Due to this mutation there is a shift in the frequency of Amino acid and the spike protein at position 614 from D (Aspartic acid) to G (glycine).
[Image Source: Tracking Changes in SARS-CoV-2 Spike - Sheffield COVID-19 Genomics Group]
The G strain started its journey from Europe in late February and by the end of March it became the most common form of mutation globally. These mutations are itself mundane, because every virus mutates. The novel coronavirus is a RNA virus, the genetic material is packed inside the protein shell i.e., RNA viruses like measles and flu are more likely to change and mutate compared to DNA viruses like smallpox, herpes etc.
10 times more infectious
The Health chief of Malaysia Noor Hisham Abdullaah in a Facebook post on Sunday, 16 August said that they found three mutation cases out of 45 in a cluster that started from some person who travelled from India and breached his 14-day home quarantine.
Abdullah further said that finding this mutation which is 10 times more infectious would mean that the existing vaccine study shouldn't be included. As they might not be effective on this mutation. However, a paper published in Cell Press trashed Abdulla’s claims, saying that the mutation is unlikely to have a major impact on the efficacy of vaccines currently being developed.

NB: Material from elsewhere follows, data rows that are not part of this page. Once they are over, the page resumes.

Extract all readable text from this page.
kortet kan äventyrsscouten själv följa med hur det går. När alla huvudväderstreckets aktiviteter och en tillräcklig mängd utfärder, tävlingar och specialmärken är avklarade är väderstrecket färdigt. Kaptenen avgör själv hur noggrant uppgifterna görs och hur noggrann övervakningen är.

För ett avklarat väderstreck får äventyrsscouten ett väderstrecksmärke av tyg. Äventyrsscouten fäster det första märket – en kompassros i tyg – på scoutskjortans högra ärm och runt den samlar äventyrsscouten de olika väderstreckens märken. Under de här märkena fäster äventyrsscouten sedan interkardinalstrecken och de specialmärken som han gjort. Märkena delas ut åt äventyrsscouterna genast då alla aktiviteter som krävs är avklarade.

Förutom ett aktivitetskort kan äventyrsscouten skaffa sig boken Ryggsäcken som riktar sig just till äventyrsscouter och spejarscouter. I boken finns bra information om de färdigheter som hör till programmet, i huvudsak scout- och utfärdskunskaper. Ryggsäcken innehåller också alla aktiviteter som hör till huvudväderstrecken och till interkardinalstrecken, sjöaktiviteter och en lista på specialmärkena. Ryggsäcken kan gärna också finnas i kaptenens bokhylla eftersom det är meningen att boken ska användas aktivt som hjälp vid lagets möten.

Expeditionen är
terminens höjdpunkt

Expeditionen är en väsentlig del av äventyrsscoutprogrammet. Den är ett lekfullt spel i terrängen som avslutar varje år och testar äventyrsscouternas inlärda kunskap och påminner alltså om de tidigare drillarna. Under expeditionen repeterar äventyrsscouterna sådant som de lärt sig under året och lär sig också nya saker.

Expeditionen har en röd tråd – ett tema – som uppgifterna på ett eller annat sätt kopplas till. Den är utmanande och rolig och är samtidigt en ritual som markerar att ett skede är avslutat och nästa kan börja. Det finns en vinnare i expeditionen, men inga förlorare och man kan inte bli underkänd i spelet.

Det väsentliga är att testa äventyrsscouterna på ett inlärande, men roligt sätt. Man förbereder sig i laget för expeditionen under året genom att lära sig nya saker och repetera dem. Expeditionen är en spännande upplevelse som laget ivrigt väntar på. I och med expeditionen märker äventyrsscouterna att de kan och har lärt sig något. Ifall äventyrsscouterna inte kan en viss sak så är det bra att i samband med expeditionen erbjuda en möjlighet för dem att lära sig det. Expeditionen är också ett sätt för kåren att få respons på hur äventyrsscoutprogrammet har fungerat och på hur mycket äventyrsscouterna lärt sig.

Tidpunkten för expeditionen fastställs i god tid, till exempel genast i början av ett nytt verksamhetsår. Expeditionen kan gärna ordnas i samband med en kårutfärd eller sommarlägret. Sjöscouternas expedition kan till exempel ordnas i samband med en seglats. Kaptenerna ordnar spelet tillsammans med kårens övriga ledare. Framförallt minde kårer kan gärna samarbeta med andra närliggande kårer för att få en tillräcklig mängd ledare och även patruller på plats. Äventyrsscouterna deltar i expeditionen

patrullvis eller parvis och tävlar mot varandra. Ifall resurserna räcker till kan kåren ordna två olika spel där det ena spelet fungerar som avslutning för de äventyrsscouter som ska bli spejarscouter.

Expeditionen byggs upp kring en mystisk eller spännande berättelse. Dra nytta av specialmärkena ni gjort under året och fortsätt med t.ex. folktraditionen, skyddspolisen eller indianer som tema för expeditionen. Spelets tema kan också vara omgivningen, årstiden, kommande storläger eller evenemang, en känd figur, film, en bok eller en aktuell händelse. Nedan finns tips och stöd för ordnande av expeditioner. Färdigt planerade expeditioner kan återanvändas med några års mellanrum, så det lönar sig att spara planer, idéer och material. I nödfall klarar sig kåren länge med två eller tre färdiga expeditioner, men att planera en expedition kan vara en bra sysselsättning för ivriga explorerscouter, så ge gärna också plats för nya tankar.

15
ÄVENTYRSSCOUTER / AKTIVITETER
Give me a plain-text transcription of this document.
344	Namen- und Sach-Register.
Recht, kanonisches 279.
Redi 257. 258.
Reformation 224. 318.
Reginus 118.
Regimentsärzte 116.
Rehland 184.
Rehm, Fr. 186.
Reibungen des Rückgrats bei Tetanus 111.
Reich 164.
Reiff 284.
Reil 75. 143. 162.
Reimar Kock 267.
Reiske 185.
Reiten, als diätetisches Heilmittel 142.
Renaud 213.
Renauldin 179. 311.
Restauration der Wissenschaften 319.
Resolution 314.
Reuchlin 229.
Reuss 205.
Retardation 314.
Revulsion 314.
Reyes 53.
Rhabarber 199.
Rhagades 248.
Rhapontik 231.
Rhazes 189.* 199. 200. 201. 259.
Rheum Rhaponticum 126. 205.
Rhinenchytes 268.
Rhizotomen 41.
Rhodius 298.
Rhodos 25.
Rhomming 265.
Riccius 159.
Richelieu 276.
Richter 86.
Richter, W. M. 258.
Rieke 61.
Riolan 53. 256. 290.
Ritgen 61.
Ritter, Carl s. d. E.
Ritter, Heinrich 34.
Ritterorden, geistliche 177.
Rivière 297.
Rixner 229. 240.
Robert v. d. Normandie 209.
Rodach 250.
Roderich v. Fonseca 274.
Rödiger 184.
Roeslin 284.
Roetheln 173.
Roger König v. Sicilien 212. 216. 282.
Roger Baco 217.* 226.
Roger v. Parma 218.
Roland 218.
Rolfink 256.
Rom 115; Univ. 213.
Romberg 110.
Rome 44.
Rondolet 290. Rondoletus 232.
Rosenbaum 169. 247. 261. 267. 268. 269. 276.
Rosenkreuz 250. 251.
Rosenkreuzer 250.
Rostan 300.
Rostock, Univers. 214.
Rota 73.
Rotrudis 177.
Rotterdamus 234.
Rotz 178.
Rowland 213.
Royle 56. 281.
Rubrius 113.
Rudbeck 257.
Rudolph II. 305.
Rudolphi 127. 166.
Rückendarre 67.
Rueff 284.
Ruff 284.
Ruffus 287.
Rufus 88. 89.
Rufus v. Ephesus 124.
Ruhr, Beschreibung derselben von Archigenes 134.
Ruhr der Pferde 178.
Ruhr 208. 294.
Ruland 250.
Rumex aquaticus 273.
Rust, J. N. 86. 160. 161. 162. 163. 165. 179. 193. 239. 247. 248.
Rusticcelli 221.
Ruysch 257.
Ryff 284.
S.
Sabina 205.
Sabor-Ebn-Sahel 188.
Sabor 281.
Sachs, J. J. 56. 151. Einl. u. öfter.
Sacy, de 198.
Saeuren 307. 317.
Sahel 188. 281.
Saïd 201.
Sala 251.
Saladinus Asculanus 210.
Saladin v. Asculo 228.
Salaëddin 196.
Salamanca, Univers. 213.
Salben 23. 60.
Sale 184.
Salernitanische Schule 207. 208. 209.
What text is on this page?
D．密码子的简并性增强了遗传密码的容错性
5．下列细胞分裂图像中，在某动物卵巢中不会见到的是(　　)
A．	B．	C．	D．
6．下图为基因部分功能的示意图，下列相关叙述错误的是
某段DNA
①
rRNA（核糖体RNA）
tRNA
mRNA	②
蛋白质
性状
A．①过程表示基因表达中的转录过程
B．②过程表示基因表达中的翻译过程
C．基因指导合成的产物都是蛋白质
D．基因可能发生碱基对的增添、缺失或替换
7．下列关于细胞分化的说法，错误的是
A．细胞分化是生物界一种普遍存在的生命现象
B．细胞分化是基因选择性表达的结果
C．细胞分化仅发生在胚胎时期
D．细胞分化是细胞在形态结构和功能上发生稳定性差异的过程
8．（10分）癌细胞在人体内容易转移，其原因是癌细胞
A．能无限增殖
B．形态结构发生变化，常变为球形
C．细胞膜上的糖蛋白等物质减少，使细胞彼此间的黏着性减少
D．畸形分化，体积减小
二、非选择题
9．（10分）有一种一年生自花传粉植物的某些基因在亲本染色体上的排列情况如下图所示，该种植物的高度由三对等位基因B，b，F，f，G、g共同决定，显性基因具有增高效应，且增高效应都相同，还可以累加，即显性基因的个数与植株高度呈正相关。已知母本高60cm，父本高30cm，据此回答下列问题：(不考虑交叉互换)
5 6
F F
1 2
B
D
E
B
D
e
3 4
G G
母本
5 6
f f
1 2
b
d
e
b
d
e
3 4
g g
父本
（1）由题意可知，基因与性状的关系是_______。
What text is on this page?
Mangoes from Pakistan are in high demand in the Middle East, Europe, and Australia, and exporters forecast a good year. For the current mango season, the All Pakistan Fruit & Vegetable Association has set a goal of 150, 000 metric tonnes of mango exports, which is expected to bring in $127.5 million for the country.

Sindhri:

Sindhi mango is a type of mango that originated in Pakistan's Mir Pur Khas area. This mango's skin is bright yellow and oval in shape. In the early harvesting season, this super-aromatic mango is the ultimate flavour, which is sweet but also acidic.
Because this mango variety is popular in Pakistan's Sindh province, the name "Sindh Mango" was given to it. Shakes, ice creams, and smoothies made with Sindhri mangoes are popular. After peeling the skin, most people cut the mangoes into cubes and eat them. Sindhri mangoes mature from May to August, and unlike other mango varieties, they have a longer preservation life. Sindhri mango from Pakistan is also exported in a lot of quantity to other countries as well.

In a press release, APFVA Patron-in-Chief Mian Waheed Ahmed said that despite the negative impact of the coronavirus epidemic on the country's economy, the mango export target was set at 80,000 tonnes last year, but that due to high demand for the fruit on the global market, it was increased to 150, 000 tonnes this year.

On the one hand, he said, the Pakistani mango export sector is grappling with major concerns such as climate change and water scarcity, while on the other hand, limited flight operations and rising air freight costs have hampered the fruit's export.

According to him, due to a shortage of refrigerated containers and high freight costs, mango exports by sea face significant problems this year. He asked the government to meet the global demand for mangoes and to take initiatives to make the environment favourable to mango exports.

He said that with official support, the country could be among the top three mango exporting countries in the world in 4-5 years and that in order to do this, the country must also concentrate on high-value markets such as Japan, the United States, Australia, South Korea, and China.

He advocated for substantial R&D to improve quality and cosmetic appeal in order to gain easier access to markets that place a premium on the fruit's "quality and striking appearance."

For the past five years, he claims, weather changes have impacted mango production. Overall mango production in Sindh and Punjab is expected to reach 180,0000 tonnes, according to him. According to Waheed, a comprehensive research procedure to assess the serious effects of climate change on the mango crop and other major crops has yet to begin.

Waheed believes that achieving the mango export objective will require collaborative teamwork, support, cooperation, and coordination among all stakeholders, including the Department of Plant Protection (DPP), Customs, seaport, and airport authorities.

Does mutation worry vaccine development?
From late January when the virus genome was sequenced, scientists have been looking for meaningful changes in variants. There were a lot of concerns about developing different vaccines for different variants. As per the scientists at the IMB Cambridge Scientific Center, The highly prevalent [G614] variant in the European population may cause antigenic drift, resulting in vaccine mismatches that offer little protection to that group of patients.
The D614G mutation happens in the Crown like viral spike protein, but the tip of the spike protein which has Receptor-binding domain (RBD) (see figure 2) doesn't change.The RBD attaches to a receptor on the respiratory cell called ACE2. In simple words, the mutation in the protein allows SARS-CoV-2 to enter cells and makes it easier for the virus to spread i.e. this results in the change in the structure of spike protein, but not the crucial RBD which is the immunogenic part. The good news however is that a vaccine with variants may work against this mutation, according to the Scripps researchers.
More infectious but less deadly
Paul Tambyah, senior consultant at the National University of Singapore and president-elect of the International Society of Infectious Diseases, said that the proliferation of the D614G mutation in some parts of the world has coincided with a drop in death rates, giving an indication that it is less lethal. "Maybe that’s a good thing to have a virus that is more infectious but less deadly,” Tambyah told Reuters. "The mutant affects the binding of the spike protein and not necessarily the recognition of the protein by the immune system, which would be primed by a vaccine," he added.
Many experts believe that this strain seems to be more infectious in laboratory setting. Though the picture is unclear in the human to human transmission and its behavior. The vaccines that are being tested right now are more likely to work against all versions of the viruses. So, this virus mutation may not be a big deal as it is made out to be. There is nothing to be scared of D614G though it is infectious it is not as deadlier.